What the SAST tool does not flag: the application's password storage module uses MD5 to hash passwords without salting. MD5 is in the code, and SAST could flag it as a deprecated algorithm β but the tool in this case only flags known-unsafe function calls, not algorithm choices. Even if it did flag MD5, a more subtle issue is present: the implementation stores the MD5 hash but never adds a salt, making it vulnerable to rainbow table attacks. The "correct" implementation of an insecure algorithm, from a code pattern perspective, looks like valid code.
A software vendor distributes a popular network monitoring tool. An attacker compromises a third-party download mirror that hosts the installer. The attacker replaces the legitimate installer with a modified version that includes a remote access trojan embedded in the setup package alongside the legitimate software.
An IT administrator downloads the installer from the compromised mirror.

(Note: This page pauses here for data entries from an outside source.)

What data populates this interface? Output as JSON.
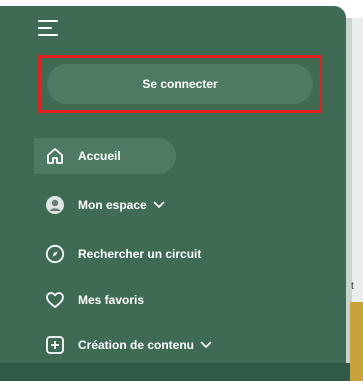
{
  "login": {
    "label": "Se connecter"
  },
  "nav": {
    "items": [
      {
        "label": "Accueil",
        "icon": "home-icon"
      },
      {
        "label": "Mon espace",
        "icon": "user-avatar-icon"
      },
      {
        "label": "Rechercher un circuit",
        "icon": "compass-icon"
      },
      {
        "label": "Mes favoris",
        "icon": "heart-icon"
      },
      {
        "label": "Création de contenu",
        "icon": "plus-square-icon"
      }
    ]
  },
  "right_panel": {
    "visible_letter": "t"
  },
  "colors": {
    "sidebar_bg": "#3f6b54",
    "button_bg": "#4e7a63",
    "highlight_border": "#e02424",
    "text": "#ffffff"
  }
}
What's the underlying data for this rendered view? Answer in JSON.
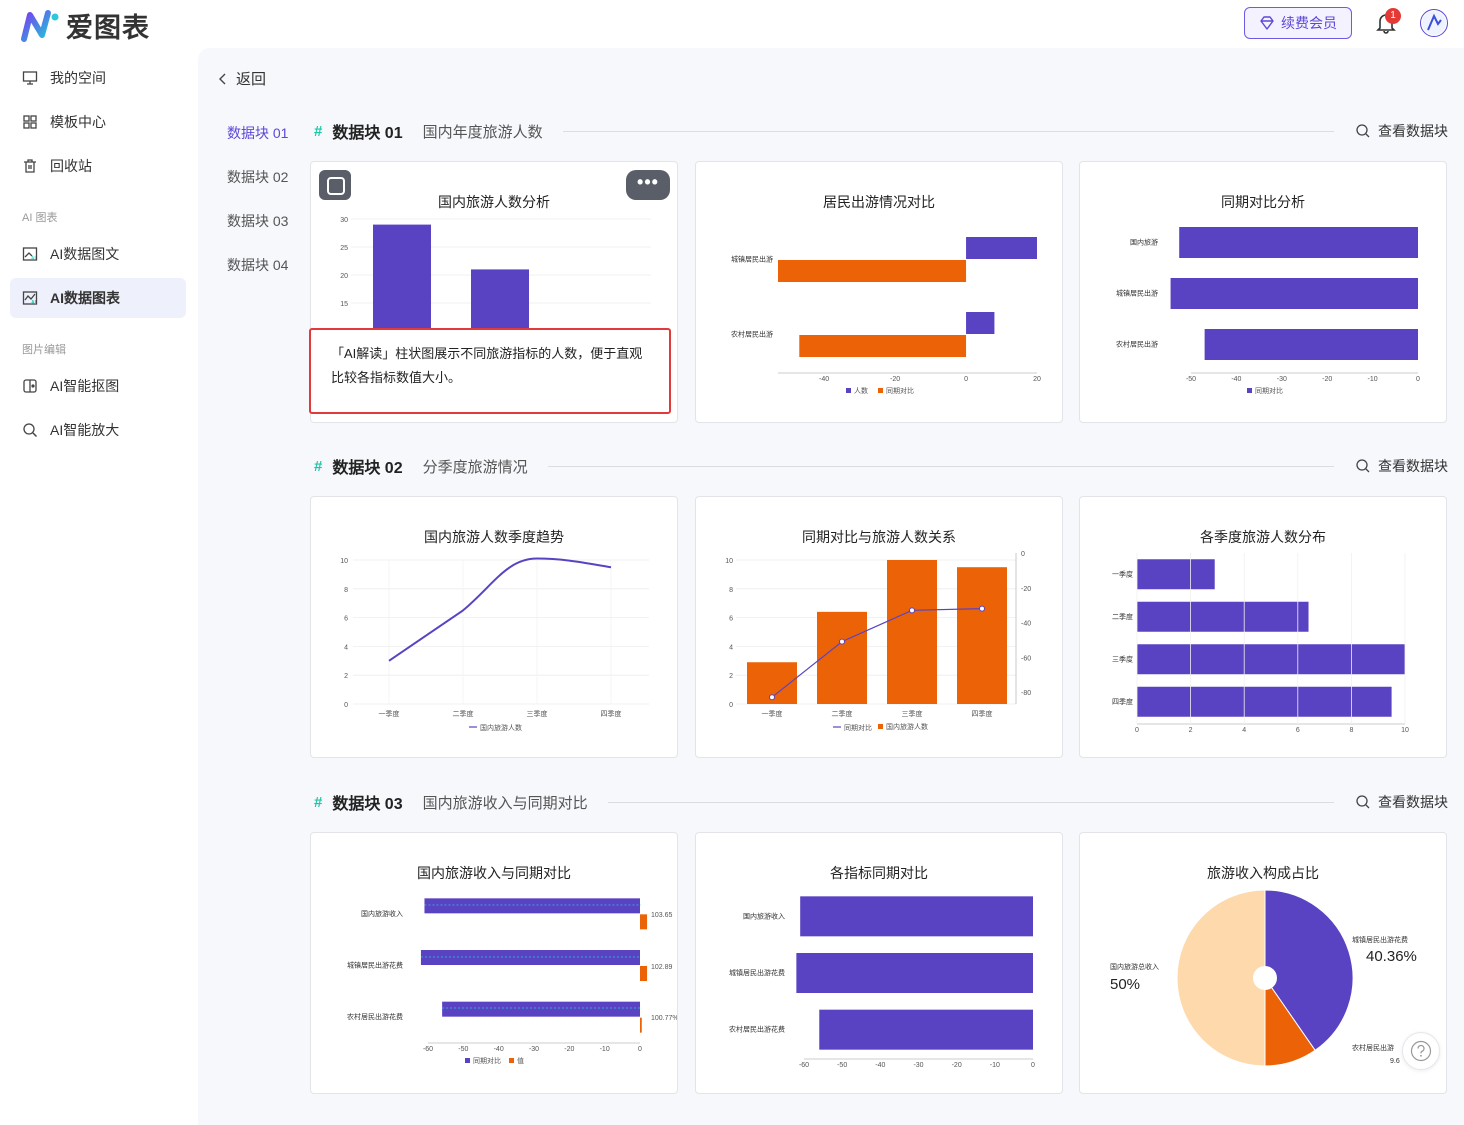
{
  "app": {
    "logo_text": "爱图表"
  },
  "header": {
    "vip_label": "续费会员",
    "notification_count": "1"
  },
  "sidebar": {
    "items": [
      {
        "label": "我的空间",
        "icon": "monitor-icon"
      },
      {
        "label": "模板中心",
        "icon": "grid-icon"
      },
      {
        "label": "回收站",
        "icon": "trash-icon"
      }
    ],
    "group_ai": "AI 图表",
    "ai_items": [
      {
        "label": "AI数据图文",
        "icon": "image-ai-icon"
      },
      {
        "label": "AI数据图表",
        "icon": "chart-ai-icon",
        "active": true
      }
    ],
    "group_image": "图片编辑",
    "image_items": [
      {
        "label": "AI智能抠图",
        "icon": "cutout-icon"
      },
      {
        "label": "AI智能放大",
        "icon": "zoom-icon"
      }
    ]
  },
  "main": {
    "back_label": "返回",
    "nav": [
      "数据块 01",
      "数据块 02",
      "数据块 03",
      "数据块 04"
    ],
    "view_label": "查看数据块",
    "ai_reading": "「AI解读」柱状图展示不同旅游指标的人数，便于直观比较各指标数值大小。",
    "sections": [
      {
        "hash": "#",
        "name": "数据块 01",
        "subtitle": "国内年度旅游人数"
      },
      {
        "hash": "#",
        "name": "数据块 02",
        "subtitle": "分季度旅游情况"
      },
      {
        "hash": "#",
        "name": "数据块 03",
        "subtitle": "国内旅游收入与同期对比"
      }
    ]
  },
  "colors": {
    "purple": "#5a43c3",
    "orange": "#ec6307",
    "peach": "#fdd9ac",
    "accent": "#5b48d9",
    "teal": "#1fc7a8"
  },
  "chart_data": [
    {
      "type": "bar",
      "title": "国内旅游人数分析",
      "yticks": [
        "30",
        "25",
        "20",
        "15"
      ],
      "ylim": [
        0,
        30
      ],
      "values": [
        29,
        21
      ]
    },
    {
      "type": "bar",
      "title": "居民出游情况对比",
      "orientation": "horizontal",
      "categories": [
        "城镇居民出游",
        "农村居民出游"
      ],
      "series": [
        {
          "name": "人数",
          "values": [
            20,
            8
          ]
        },
        {
          "name": "同期对比",
          "values": [
            -53,
            -47
          ]
        }
      ],
      "xticks": [
        "-40",
        "-20",
        "0",
        "20"
      ]
    },
    {
      "type": "bar",
      "title": "同期对比分析",
      "orientation": "horizontal",
      "categories": [
        "国内旅游",
        "城镇居民出游",
        "农村居民出游"
      ],
      "series": [
        {
          "name": "同期对比",
          "values": [
            -52.6,
            -54.5,
            -47
          ]
        }
      ],
      "xticks": [
        "-50",
        "-40",
        "-30",
        "-20",
        "-10",
        "0"
      ]
    },
    {
      "type": "line",
      "title": "国内旅游人数季度趋势",
      "categories": [
        "一季度",
        "二季度",
        "三季度",
        "四季度"
      ],
      "yticks": [
        "10",
        "8",
        "6",
        "4",
        "2",
        "0"
      ],
      "series": [
        {
          "name": "国内旅游人数",
          "values": [
            3,
            6.5,
            10.1,
            9.5
          ]
        }
      ]
    },
    {
      "type": "bar",
      "title": "同期对比与旅游人数关系",
      "categories": [
        "一季度",
        "二季度",
        "三季度",
        "四季度"
      ],
      "yticks": [
        "10",
        "8",
        "6",
        "4",
        "2",
        "0"
      ],
      "y2ticks": [
        "0",
        "-20",
        "-40",
        "-60",
        "-80"
      ],
      "series": [
        {
          "name": "同期对比",
          "type": "line",
          "values": [
            -83,
            -51,
            -33,
            -32
          ]
        },
        {
          "name": "国内旅游人数",
          "type": "bar",
          "values": [
            2.9,
            6.4,
            10,
            9.5
          ]
        }
      ]
    },
    {
      "type": "bar",
      "title": "各季度旅游人数分布",
      "orientation": "horizontal",
      "categories": [
        "一季度",
        "二季度",
        "三季度",
        "四季度"
      ],
      "values": [
        2.9,
        6.4,
        10,
        9.5
      ],
      "xticks": [
        "0",
        "2",
        "4",
        "6",
        "8",
        "10"
      ]
    },
    {
      "type": "bar",
      "title": "国内旅游收入与同期对比",
      "orientation": "horizontal",
      "categories": [
        "国内旅游收入",
        "城镇居民出游花费",
        "农村居民出游花费"
      ],
      "series": [
        {
          "name": "同期对比",
          "values": [
            -61,
            -62,
            -56
          ]
        },
        {
          "name": "值",
          "values": [
            2,
            2,
            0.5
          ]
        }
      ],
      "labels": [
        "103.65",
        "102.89",
        "100.77%"
      ],
      "xticks": [
        "-60",
        "-50",
        "-40",
        "-30",
        "-20",
        "-10",
        "0"
      ]
    },
    {
      "type": "bar",
      "title": "各指标同期对比",
      "orientation": "horizontal",
      "categories": [
        "国内旅游收入",
        "城镇居民出游花费",
        "农村居民出游花费"
      ],
      "values": [
        -61,
        -62,
        -56
      ],
      "xticks": [
        "-60",
        "-50",
        "-40",
        "-30",
        "-20",
        "-10",
        "0"
      ]
    },
    {
      "type": "pie",
      "title": "旅游收入构成占比",
      "slices": [
        {
          "label": "城镇居民出游花费",
          "value": 40.36,
          "display": "40.36%"
        },
        {
          "label": "农村居民出游",
          "value": 9.64,
          "display": "9.6"
        },
        {
          "label": "国内旅游总收入",
          "value": 50,
          "display": "50%"
        }
      ]
    }
  ]
}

When they double-click the file, Windows Authenticode runs before the installer executes. It extracts the code-signing signature from the file, decrypts it using the vendor's public key (from the CA-issued certificate), and computes a fresh hash of the installer binary. The hashes do not match β the file was modified after signing.
Windows displays a security warning: "Windows cannot verify the publisher of this driver software" / "The digital signature of this file cannot be verified." The administrator sees the warning, recognizes that the installer failed signature verification, does not proceed, and reports the incident. The download mirror is investigated and the compromised file is removed.
Without code signing, the tampered installer would have appeared identical to the legitimate one β same file name, same approximate size, similar behavior during installation. Code signing is the mechanism that makes this attack detectable without running the software.
A user on a smartphone visits a malicious website that exploits a zero-day vulnerability in the mobile browser's JavaScript engine. The attacker achieves code execution within the browser process. From the attacker's perspective, they now control the browser app running on the device.
The attacker attempts to read the user's stored passwords from the password manager app. The mobile OS sandbox blocks this: the browser app has no permission to access another app's data storage. The attacker attempts to read emails from the mail client. Also blocked β separate sandbox. The attacker attempts to silently enable the microphone. The permission system requires explicit user grant; the browser was not granted microphone access.
What the attacker can access: the browser's own data β browsing history, cached pages, stored browser cookies, browser-saved autofill data. The damage is real, but it is bounded by the browser's sandbox. Without sandboxing, code execution in the browser would grant access to the entire device filesystem, all other app data, and all hardware.
The user and security team are alerted by the device's security monitoring. The browser process is terminated. Because the compromise was sandboxed, there is no persistence mechanism outside the browser β reinstalling the browser app eliminates the attacker's foothold.